Der Wunsch nach größtmöglicher Vollständigkeit in dem vermutlich vom
Verlag vorgegebenen Umfang von 500 Seiten mag den Autor bewogen haben,
nicht nur in biographischen Kurzwürdigungen der Autoren, sondern auch
bei der Würdigung einzelner Werke in einen fast telegrammartigen Stil
unter Auslassung von Artikeln und Personalpronomina zu verfallen.[3]
Seine sprachlich-syntaktische Askese mag von hoher Inhalts- und
Gedankendichte zeugen, den Lektüregenuß steigert sie nicht gerade.
Druckfehler[4] können in einer späteren Auflage ebenso behoben werden
wie stilistische Unebenheiten.[5]
Ein Namenregister (leider ohne Werktitelverzeichnis) erschließt den
Band, Namensansetzungen folgen dem allgemein Gebräuchlichen und der
bekannten Zitierform, Pseudonyme werden jeweils um den wirklichen
Namen (Clarín, Pablo Neruda) ergänzt.
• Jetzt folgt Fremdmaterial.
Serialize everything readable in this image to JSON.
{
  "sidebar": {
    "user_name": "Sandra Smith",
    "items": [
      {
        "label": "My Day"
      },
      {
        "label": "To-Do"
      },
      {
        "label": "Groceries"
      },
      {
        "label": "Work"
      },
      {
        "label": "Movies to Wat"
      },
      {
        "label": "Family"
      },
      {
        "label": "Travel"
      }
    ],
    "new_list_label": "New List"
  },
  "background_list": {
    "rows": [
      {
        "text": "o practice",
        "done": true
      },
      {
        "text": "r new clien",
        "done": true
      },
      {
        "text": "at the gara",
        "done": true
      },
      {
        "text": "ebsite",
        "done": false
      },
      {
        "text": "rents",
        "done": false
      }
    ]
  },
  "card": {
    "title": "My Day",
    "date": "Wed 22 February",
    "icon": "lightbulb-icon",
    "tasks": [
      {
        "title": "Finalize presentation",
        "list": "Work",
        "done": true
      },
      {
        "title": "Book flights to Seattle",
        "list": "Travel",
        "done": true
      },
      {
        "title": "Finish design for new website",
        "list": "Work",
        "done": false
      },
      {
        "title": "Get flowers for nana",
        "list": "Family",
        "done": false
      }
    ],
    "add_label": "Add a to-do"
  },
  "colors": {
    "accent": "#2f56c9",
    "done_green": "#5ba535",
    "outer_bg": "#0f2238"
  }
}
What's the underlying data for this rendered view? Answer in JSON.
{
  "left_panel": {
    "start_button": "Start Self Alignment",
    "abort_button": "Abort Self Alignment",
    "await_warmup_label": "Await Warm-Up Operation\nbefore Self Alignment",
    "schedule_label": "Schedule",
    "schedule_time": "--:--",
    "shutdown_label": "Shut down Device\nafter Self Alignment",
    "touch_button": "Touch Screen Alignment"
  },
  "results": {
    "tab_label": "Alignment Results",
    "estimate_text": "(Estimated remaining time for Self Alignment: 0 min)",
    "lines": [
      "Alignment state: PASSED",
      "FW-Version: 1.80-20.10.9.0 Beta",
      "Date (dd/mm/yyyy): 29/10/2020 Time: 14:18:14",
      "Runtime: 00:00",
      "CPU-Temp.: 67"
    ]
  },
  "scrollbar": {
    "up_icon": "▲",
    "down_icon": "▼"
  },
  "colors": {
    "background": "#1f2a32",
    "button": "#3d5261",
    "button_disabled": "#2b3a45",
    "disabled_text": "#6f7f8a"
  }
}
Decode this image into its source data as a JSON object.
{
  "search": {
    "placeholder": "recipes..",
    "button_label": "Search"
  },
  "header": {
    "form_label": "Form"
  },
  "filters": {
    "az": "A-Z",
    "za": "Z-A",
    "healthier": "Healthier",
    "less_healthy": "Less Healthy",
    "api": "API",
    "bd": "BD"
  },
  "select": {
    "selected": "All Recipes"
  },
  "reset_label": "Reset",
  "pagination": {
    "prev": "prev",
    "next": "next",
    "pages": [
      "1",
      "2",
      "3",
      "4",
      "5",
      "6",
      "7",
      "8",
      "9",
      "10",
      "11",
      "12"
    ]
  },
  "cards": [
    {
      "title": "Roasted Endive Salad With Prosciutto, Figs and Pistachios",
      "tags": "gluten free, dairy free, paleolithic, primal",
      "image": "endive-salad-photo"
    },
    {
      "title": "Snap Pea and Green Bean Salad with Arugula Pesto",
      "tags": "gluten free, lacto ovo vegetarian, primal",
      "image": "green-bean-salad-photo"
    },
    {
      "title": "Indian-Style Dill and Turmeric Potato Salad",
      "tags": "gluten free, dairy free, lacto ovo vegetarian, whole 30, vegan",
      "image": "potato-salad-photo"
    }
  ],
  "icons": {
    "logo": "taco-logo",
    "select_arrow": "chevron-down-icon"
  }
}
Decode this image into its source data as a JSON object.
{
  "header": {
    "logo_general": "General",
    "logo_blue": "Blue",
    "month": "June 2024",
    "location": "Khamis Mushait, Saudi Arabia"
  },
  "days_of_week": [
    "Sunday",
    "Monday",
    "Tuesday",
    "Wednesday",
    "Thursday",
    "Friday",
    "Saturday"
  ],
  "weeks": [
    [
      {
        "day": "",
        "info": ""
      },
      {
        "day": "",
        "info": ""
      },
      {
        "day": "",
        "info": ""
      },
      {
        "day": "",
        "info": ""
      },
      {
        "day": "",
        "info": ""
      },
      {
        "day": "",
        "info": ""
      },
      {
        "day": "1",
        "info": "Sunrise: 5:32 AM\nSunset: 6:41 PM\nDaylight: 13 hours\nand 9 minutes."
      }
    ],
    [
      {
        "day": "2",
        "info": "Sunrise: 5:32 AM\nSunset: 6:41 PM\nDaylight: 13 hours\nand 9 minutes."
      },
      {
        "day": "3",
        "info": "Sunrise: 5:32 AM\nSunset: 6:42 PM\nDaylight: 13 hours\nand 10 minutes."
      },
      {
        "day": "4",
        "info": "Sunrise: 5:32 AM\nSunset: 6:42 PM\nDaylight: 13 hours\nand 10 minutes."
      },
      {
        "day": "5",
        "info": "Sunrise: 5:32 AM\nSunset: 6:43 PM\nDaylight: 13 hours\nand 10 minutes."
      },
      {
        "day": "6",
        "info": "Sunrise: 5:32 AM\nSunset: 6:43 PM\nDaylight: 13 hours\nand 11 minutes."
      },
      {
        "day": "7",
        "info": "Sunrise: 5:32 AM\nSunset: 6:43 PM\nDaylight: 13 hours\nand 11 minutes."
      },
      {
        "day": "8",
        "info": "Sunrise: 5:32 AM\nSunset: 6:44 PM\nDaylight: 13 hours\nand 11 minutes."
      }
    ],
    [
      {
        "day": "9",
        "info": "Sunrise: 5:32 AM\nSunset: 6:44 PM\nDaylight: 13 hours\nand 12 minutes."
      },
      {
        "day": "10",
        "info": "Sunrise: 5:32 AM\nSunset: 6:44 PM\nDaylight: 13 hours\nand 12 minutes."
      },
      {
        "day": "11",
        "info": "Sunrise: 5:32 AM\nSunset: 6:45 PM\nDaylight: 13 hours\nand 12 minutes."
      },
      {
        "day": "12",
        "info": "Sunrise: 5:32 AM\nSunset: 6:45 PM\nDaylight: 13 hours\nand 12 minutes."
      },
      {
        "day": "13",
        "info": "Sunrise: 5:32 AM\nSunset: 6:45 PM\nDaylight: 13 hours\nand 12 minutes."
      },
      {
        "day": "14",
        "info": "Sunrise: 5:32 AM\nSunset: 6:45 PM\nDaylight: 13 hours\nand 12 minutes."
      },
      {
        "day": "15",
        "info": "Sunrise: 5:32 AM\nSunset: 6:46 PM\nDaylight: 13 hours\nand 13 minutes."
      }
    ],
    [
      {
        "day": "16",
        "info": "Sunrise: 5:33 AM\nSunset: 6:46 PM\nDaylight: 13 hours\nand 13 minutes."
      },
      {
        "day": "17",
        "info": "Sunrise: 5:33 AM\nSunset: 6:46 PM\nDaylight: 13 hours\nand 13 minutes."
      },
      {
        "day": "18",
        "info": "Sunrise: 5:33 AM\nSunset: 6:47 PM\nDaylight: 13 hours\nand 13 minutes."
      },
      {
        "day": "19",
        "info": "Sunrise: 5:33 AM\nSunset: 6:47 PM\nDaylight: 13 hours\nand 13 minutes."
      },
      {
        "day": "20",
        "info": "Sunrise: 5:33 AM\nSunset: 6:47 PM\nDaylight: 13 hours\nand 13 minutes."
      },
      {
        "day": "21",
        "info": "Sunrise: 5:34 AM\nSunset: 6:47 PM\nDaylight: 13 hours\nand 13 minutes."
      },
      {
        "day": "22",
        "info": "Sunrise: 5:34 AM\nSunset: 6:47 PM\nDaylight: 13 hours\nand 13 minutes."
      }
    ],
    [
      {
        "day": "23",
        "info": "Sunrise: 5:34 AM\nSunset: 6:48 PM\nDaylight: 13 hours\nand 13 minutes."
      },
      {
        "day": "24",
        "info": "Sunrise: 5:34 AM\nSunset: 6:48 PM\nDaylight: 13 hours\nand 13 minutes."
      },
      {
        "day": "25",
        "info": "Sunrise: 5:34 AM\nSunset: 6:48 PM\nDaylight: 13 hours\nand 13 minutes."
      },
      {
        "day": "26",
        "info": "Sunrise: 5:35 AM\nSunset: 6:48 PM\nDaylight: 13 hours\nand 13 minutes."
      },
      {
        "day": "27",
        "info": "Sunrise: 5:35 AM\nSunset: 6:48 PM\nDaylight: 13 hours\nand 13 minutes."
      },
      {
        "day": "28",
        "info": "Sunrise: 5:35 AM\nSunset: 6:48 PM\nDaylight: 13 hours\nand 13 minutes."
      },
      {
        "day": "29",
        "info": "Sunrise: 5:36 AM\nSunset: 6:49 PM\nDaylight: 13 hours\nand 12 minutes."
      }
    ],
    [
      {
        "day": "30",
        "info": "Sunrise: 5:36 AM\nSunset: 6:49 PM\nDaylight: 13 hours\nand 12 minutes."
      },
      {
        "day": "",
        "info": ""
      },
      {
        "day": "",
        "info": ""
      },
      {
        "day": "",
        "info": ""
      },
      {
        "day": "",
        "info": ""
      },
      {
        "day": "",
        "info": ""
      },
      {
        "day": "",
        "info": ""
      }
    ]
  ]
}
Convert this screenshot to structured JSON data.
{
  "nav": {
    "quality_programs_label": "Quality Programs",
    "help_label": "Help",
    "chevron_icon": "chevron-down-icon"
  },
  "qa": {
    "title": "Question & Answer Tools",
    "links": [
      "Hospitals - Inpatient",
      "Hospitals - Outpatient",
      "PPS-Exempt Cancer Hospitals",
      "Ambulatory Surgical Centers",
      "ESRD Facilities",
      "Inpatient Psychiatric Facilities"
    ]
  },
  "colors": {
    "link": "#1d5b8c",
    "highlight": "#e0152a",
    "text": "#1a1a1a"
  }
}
Bibliographische Hinweise auf
weiterführende Literatur finden sich am Ende der Kapitel, eine kurze
Auswahlbibliographie überwiegend deutschsprachiger Titel mit Rücksicht
auf ein allgemein interessiertes Publikum ohne Spanischkenntnisse
wurde vorangestellt.
Die für den (studentischen) Privatgebrauch konzipierte
Überblicksdarstellung ist zweifellos als erster Einstieg hilfreich und
daher auch für die Lehrbuchsammlungen der Universitätsbibliotheken
empfehlenswert. Format und Aufmachung führen allerdings zu einem
erhöhten Verschleiß bei der Aufstellung in Freihandregalen.